Back To Ireland Through The Killeen Family

Helena Killeen (1863-1950) married Peter Dolan (1863-1946) (picture left) in Notre Dame Basilica, Ottawa on 15 Nov 1885. Their fifth child, was Gertrude Pearl (1894-1978), my grandmother.

Helena’s father, Dennis Benjamin Killeen (1829-1914) was married to Ellen O’Brien.

It’s through Dennis Benjamin that we’ve been able to trace the family back to Ireland.

His father Denis Killeen is mentioned in a history of Ottawa published in 1927  [A.H.D. Ross, Ottawa: Past and Present (Ottawa: Thorborn & Abbott, 1927), p. 39]:

“the first white child born in the Township of March was Patrick Killean, whose father, Denis Killean, was in Captain Monk’s employ, and the second was Benning Monk.”

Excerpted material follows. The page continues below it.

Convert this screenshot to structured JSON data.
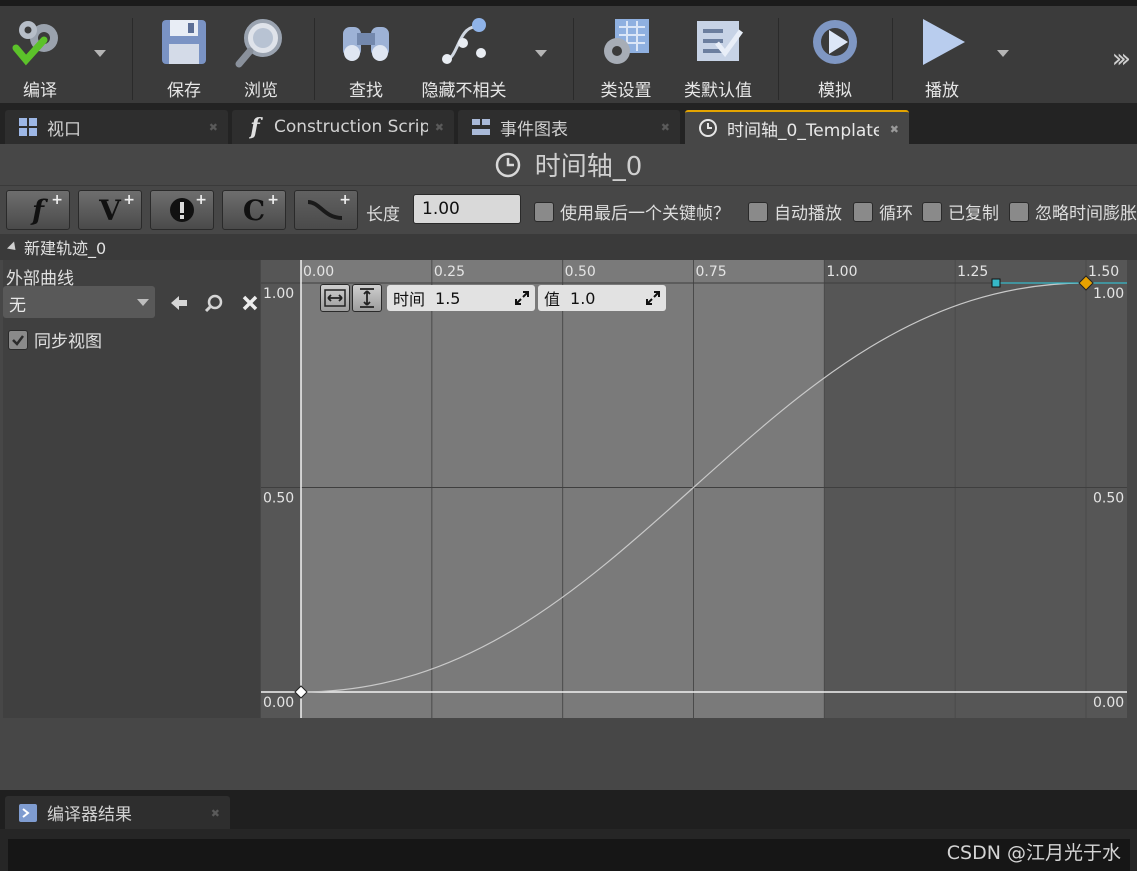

An earlier mention of the same information came in a talk by Mrs. M.H. Ahearn,  “The Settlers of March Township,” which was first read before the Women’s Canadian Historical Society of Ottawa on 10 March 1899, and later published by the Ontario Historical Society [Mrs. M.H. Ahearn, “The Settlers of March Township,” Ontario Historical Society, Papers and Records, vol. 3 (Toronto: 1901; reprint, Millwood, New York: Kraus Reprint Co., 1975), pp. 98-99].

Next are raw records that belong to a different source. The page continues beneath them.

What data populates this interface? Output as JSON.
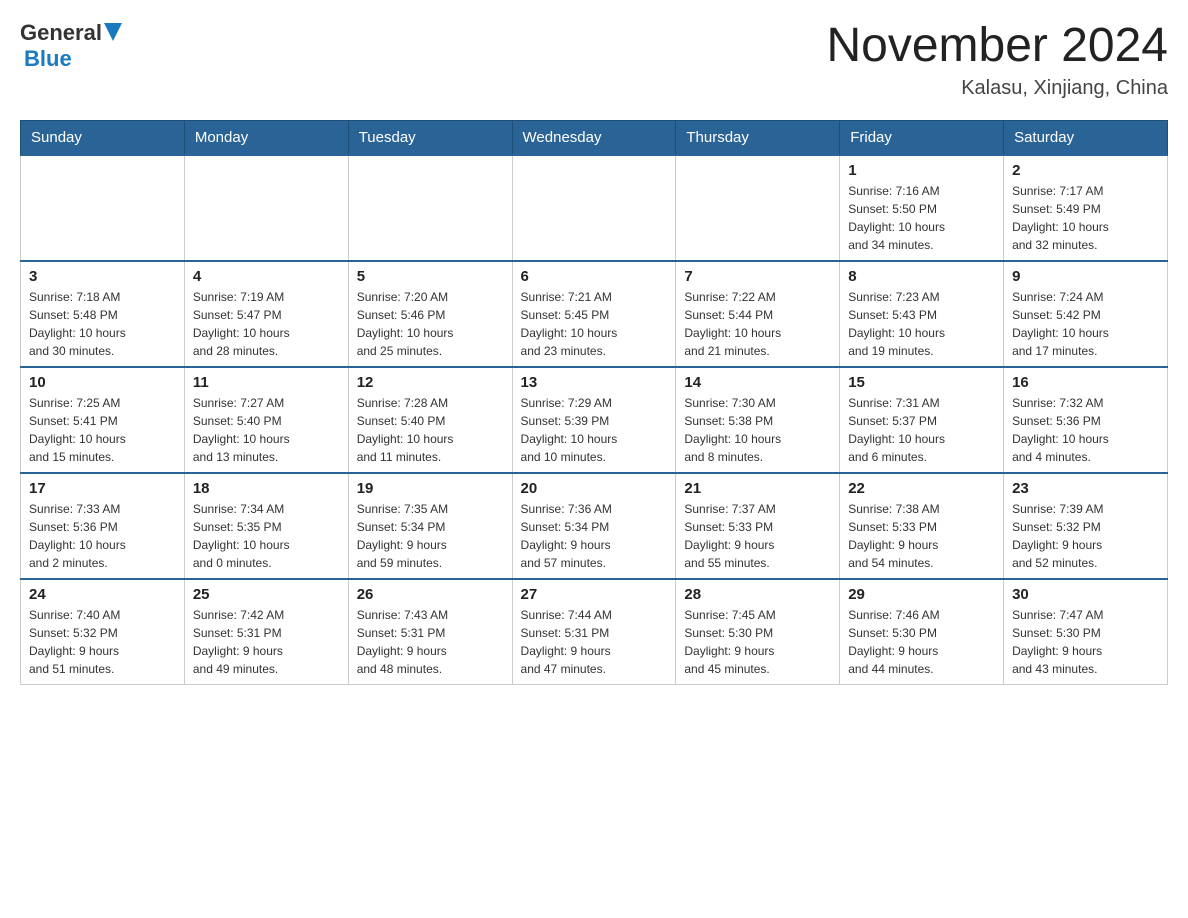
{
  "header": {
    "logo_general": "General",
    "logo_blue": "Blue",
    "month_title": "November 2024",
    "location": "Kalasu, Xinjiang, China"
  },
  "weekdays": [
    "Sunday",
    "Monday",
    "Tuesday",
    "Wednesday",
    "Thursday",
    "Friday",
    "Saturday"
  ],
  "weeks": [
    [
      {
        "day": "",
        "info": ""
      },
      {
        "day": "",
        "info": ""
      },
      {
        "day": "",
        "info": ""
      },
      {
        "day": "",
        "info": ""
      },
      {
        "day": "",
        "info": ""
      },
      {
        "day": "1",
        "info": "Sunrise: 7:16 AM\nSunset: 5:50 PM\nDaylight: 10 hours\nand 34 minutes."
      },
      {
        "day": "2",
        "info": "Sunrise: 7:17 AM\nSunset: 5:49 PM\nDaylight: 10 hours\nand 32 minutes."
      }
    ],
    [
      {
        "day": "3",
        "info": "Sunrise: 7:18 AM\nSunset: 5:48 PM\nDaylight: 10 hours\nand 30 minutes."
      },
      {
        "day": "4",
        "info": "Sunrise: 7:19 AM\nSunset: 5:47 PM\nDaylight: 10 hours\nand 28 minutes."
      },
      {
        "day": "5",
        "info": "Sunrise: 7:20 AM\nSunset: 5:46 PM\nDaylight: 10 hours\nand 25 minutes."
      },
      {
        "day": "6",
        "info": "Sunrise: 7:21 AM\nSunset: 5:45 PM\nDaylight: 10 hours\nand 23 minutes."
      },
      {
        "day": "7",
        "info": "Sunrise: 7:22 AM\nSunset: 5:44 PM\nDaylight: 10 hours\nand 21 minutes."
      },
      {
        "day": "8",
        "info": "Sunrise: 7:23 AM\nSunset: 5:43 PM\nDaylight: 10 hours\nand 19 minutes."
      },
      {
        "day": "9",
        "info": "Sunrise: 7:24 AM\nSunset: 5:42 PM\nDaylight: 10 hours\nand 17 minutes."
      }
    ],
    [
      {
        "day": "10",
        "info": "Sunrise: 7:25 AM\nSunset: 5:41 PM\nDaylight: 10 hours\nand 15 minutes."
      },
      {
        "day": "11",
        "info": "Sunrise: 7:27 AM\nSunset: 5:40 PM\nDaylight: 10 hours\nand 13 minutes."
      },
      {
        "day": "12",
        "info": "Sunrise: 7:28 AM\nSunset: 5:40 PM\nDaylight: 10 hours\nand 11 minutes."
      },
      {
        "day": "13",
        "info": "Sunrise: 7:29 AM\nSunset: 5:39 PM\nDaylight: 10 hours\nand 10 minutes."
      },
      {
        "day": "14",
        "info": "Sunrise: 7:30 AM\nSunset: 5:38 PM\nDaylight: 10 hours\nand 8 minutes."
      },
      {
        "day": "15",
        "info": "Sunrise: 7:31 AM\nSunset: 5:37 PM\nDaylight: 10 hours\nand 6 minutes."
      },
      {
        "day": "16",
        "info": "Sunrise: 7:32 AM\nSunset: 5:36 PM\nDaylight: 10 hours\nand 4 minutes."
      }
    ],
    [
      {
        "day": "17",
        "info": "Sunrise: 7:33 AM\nSunset: 5:36 PM\nDaylight: 10 hours\nand 2 minutes."
      },
      {
        "day": "18",
        "info": "Sunrise: 7:34 AM\nSunset: 5:35 PM\nDaylight: 10 hours\nand 0 minutes."
      },
      {
        "day": "19",
        "info": "Sunrise: 7:35 AM\nSunset: 5:34 PM\nDaylight: 9 hours\nand 59 minutes."
      },
      {
        "day": "20",
        "info": "Sunrise: 7:36 AM\nSunset: 5:34 PM\nDaylight: 9 hours\nand 57 minutes."
      },
      {
        "day": "21",
        "info": "Sunrise: 7:37 AM\nSunset: 5:33 PM\nDaylight: 9 hours\nand 55 minutes."
      },
      {
        "day": "22",
        "info": "Sunrise: 7:38 AM\nSunset: 5:33 PM\nDaylight: 9 hours\nand 54 minutes."
      },
      {
        "day": "23",
        "info": "Sunrise: 7:39 AM\nSunset: 5:32 PM\nDaylight: 9 hours\nand 52 minutes."
      }
    ],
    [
      {
        "day": "24",
        "info": "Sunrise: 7:40 AM\nSunset: 5:32 PM\nDaylight: 9 hours\nand 51 minutes."
      },
      {
        "day": "25",
        "info": "Sunrise: 7:42 AM\nSunset: 5:31 PM\nDaylight: 9 hours\nand 49 minutes."
      },
      {
        "day": "26",
        "info": "Sunrise: 7:43 AM\nSunset: 5:31 PM\nDaylight: 9 hours\nand 48 minutes."
      },
      {
        "day": "27",
        "info": "Sunrise: 7:44 AM\nSunset: 5:31 PM\nDaylight: 9 hours\nand 47 minutes."
      },
      {
        "day": "28",
        "info": "Sunrise: 7:45 AM\nSunset: 5:30 PM\nDaylight: 9 hours\nand 45 minutes."
      },
      {
        "day": "29",
        "info": "Sunrise: 7:46 AM\nSunset: 5:30 PM\nDaylight: 9 hours\nand 44 minutes."
      },
      {
        "day": "30",
        "info": "Sunrise: 7:47 AM\nSunset: 5:30 PM\nDaylight: 9 hours\nand 43 minutes."
      }
    ]
  ]
}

Denis, born around 1786 in the parish of Meelick in East County Galway, Ireland, had served under Captain John Benning Monk in the 97th Regiment of Foot. He had apparently then followed Monk to March township as some sort of domestic (or “soldier servant,” in Mrs. Ahearn’s words). He later received a patent from the Crown, in 1828, for 100 acres at Concession 3, Lot 11, March township.

Thanks to Mary Catherine Moran for these details from her website Ottawa Valley Irish.